Payday advance lenders have been taking steps to avoid the controversy that surrounds the industry, with some instant cash loans providers going so far as to distance themselves in order to be given a fair shake.
Providers of instant short term loans have been under fire for the sky-high APR interest rates on their loans, which can sometimes go as high as 4,000 per cent in some instances. However, industry experts say that the APR is an inaccurate method for determining the real cost of repayment, as the loans are specifically designed to be repaid in a short amount of time, unlike the lion’s share of traditional lending with year-long terms.
Some companies have taken steps to differentiate themselves from the major players in the payday lending industry. One firm, with 15 London locations, instead markets itself as a firm specialising in retail financial services for communities that are under-banked and un-banked, yet the services they offer are quite similar to the payday lending industry in general.

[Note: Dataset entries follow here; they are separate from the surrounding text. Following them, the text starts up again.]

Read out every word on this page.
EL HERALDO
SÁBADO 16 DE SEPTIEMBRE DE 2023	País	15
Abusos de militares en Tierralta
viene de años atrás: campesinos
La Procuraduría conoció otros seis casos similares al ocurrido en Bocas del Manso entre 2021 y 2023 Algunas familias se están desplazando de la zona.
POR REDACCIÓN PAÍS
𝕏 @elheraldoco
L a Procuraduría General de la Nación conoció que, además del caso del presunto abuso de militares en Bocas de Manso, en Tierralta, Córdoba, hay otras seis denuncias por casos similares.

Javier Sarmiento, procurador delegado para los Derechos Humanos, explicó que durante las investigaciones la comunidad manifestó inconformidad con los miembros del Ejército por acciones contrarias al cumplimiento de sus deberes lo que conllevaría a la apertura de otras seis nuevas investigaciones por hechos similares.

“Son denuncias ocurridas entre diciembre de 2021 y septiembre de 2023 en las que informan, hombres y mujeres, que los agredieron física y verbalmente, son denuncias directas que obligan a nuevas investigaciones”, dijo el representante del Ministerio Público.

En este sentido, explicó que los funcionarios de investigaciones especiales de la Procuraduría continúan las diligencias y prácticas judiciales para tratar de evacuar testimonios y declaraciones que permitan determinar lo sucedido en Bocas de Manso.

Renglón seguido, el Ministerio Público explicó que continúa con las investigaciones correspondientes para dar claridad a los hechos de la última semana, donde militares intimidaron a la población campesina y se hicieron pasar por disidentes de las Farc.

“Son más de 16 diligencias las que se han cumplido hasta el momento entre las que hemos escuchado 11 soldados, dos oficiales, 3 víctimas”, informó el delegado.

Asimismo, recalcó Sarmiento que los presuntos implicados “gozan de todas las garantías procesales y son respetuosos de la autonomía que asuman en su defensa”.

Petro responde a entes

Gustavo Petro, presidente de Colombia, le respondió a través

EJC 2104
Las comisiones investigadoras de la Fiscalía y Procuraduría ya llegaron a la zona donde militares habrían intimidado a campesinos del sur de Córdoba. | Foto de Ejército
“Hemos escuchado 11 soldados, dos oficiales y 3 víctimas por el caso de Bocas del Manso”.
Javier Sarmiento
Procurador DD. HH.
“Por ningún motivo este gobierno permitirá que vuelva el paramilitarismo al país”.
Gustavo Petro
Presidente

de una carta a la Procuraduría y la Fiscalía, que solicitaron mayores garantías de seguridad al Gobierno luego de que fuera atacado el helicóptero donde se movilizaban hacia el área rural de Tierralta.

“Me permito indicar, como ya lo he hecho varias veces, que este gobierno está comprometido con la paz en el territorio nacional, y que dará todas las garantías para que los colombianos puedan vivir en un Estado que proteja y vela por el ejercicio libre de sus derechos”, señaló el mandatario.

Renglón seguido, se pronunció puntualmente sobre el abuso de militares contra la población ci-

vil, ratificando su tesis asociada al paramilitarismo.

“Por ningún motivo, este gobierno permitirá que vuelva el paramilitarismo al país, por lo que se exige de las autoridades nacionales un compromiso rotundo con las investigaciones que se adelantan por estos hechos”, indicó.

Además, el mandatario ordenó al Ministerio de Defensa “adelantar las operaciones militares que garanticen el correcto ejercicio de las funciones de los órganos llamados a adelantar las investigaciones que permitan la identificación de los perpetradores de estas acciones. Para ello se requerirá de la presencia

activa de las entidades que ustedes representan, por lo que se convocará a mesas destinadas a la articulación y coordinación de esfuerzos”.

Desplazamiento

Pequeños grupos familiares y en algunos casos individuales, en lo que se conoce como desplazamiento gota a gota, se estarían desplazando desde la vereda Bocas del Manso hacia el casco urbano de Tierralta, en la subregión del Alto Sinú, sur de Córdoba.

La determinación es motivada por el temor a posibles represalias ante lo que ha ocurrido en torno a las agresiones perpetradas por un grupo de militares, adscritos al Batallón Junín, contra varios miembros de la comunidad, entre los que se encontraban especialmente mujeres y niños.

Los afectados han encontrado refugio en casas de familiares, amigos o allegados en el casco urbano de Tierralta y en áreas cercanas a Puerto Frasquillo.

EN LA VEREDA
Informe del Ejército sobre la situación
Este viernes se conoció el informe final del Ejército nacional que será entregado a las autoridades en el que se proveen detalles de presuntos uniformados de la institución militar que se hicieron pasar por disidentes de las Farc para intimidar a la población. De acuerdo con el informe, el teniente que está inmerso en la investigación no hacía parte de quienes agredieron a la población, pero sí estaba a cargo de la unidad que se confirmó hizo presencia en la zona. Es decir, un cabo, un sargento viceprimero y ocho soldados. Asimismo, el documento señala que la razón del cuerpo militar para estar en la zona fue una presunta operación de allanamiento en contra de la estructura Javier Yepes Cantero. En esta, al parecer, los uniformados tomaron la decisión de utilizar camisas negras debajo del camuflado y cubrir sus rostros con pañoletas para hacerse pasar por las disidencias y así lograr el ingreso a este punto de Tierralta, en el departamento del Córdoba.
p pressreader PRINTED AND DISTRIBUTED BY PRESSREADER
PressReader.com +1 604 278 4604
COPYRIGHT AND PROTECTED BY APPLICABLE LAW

The provider offers up to 60 days’ worth of short term loans at a 2,866 per cent APR, while it also offers loans of up to six months at a 405.3 per cent APR, along with something it calls an ’emergency’ loan, with a variable rate from anywhere between 86 per cent to nearly 340 per cent, and the provider’s bonus loans and emergency loans reward borrowers through a cashback option if borrowers make regular and timely payments. However, much of the company’s marketing is quite similar to the payday lending industry, as it espouses adverts claiming its services can get its customers’ Christmas wishes sorted.
Providers of instant short term loans have been reporting massive demand in the run up to the festive season, prompting some experts to declare this new provider as little more than a ‘payday lender with a fig leaf.’